En dehors de l'Allemagne et des pays d'Europe centrale, Franz Anton Maulbertsch n'est généralement pas reconnu comme l'un des maîtres majeurs de la peinture européenne, qu'il est pourtant. C'est qu'il est fort peu représenté dans les collections et que, ses œuvres les plus significatives étant de grands décors, on ne peut guère le connaître que sur place.
Né à Langenargen, sur les bords du lac de Constance, Maulbertsch fut formé à l'Académie de Vienne et, il n'est pas indifférent de le relever, sans faire de séjour en Italie, à la différence des peintres autrichiens de la génération précédente comme Troger. Sa première grande commande vient en 1750 : il s'agit de décorer la coupole de l'église des Piaristes de Vienne. Traitant les architectures sur un mode plus décoratif qu'illusionniste, usant de tons légers et clairs, refusant de trop individualiser les figures mais mettant plutôt l'accent sur l'enchaînement des groupes, Maulbertsch donne déjà là un chef-d'œuvre, parfaitement en accord avec les rythmes ondulants de l'architecture.
Maulbertsch se signale tout d'abord par une puissance imaginative peu commune. L'invention se renouvelle sans arrêt dans les attitudes, les mimiques, l'organisation même des compositions ; sans effort, il passe du burlesque au surnaturel ; de la grimace à l'extase. Comme Tiepolo, il utilise volontiers les accoutrements à caractère historique, fraises, pourpoints et manches à crevés, par exemple dans ses fresques de Kroměříž (1760, République tchèque). Sa virtuosité de dessinateur lui rend possibles les formules les plus audacieuses, parfois les plus extravagantes, de raccourcis, comme au plafond de l'ancienne université de Vienne où il représente le Baptême du Christ (1766-1767).
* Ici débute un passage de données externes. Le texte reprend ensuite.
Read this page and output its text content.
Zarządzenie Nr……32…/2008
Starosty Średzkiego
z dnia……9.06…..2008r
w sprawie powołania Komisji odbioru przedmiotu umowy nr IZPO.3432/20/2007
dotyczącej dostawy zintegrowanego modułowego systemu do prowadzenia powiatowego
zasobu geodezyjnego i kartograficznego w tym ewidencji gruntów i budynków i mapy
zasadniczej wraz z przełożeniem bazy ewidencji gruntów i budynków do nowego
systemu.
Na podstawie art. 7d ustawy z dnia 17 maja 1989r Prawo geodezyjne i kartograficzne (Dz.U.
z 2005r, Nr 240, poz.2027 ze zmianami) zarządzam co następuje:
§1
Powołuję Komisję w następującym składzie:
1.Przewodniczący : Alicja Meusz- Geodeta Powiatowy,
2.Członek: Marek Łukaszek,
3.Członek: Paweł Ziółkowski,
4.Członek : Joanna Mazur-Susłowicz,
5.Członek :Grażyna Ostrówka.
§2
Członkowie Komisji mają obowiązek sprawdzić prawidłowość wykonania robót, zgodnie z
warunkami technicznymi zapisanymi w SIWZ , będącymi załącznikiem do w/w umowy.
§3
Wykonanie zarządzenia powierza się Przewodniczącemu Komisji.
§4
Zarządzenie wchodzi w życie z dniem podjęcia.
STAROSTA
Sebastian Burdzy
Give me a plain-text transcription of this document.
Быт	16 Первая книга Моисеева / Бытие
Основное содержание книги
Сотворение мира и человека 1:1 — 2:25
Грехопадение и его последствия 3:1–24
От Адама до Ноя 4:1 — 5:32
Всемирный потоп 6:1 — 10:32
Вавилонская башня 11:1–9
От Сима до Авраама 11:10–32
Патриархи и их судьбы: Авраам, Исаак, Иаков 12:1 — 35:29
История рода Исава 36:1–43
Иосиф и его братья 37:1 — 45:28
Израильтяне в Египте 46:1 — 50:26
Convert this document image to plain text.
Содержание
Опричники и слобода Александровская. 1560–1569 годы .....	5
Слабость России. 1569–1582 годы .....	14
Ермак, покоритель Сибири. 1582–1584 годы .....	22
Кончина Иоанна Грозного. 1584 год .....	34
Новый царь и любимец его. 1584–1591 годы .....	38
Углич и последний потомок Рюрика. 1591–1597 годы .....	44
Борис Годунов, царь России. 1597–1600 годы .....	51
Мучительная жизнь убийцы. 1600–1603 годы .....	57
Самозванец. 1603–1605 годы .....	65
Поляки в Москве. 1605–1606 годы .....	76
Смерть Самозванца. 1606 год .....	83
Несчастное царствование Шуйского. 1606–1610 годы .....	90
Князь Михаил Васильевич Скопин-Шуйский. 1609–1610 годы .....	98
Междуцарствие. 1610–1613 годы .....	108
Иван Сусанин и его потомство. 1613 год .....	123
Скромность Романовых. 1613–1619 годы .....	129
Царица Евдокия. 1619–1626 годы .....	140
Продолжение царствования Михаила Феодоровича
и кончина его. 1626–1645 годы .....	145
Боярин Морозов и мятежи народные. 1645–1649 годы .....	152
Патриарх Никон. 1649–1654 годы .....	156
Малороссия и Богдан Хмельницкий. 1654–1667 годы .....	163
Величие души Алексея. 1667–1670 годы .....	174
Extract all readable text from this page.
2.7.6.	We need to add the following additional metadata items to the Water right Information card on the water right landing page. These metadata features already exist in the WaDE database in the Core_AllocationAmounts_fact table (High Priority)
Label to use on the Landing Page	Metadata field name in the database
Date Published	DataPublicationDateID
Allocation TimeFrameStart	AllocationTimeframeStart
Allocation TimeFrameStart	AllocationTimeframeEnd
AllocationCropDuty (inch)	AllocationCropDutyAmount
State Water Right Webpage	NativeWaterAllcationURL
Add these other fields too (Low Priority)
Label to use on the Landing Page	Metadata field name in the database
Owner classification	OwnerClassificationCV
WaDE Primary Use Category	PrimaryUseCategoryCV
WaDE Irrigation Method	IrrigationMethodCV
C'est surtout un coloriste incomparable, qui allie avec bonheur les tons les plus risqués, des violines avec des orange, des vert acide et des bleus. L'exécution révèle un brio éblouissant, qu'il s'agisse de grandes fresques (notamment à l'abbaye de Gutenbrunn-Heiligenkreuz, ou dans la salle des Géants de la Hofburg d'Innsbruck et au château de Györ ou Raab en Hongrie) ou de tableaux à l'huile ; elle semble certes s'alourdir dans les dernières années, mais il ne faut pas oublier que des œuvres comme les fresques de Strahov près de Prague (1794) reviennent pour une bonne part à des élèves.
L'importance de Maulbertsch est considérable, car il représente, au plus haut niveau du génie, tout un courant de la peinture germanique que des peintres plus modestes, quoique non sans mérite, comme Kremserschmidt, Leicher ou Cimball, ont diffusée partout en Europe centrale dans la seconde moitié du xviiie siècle.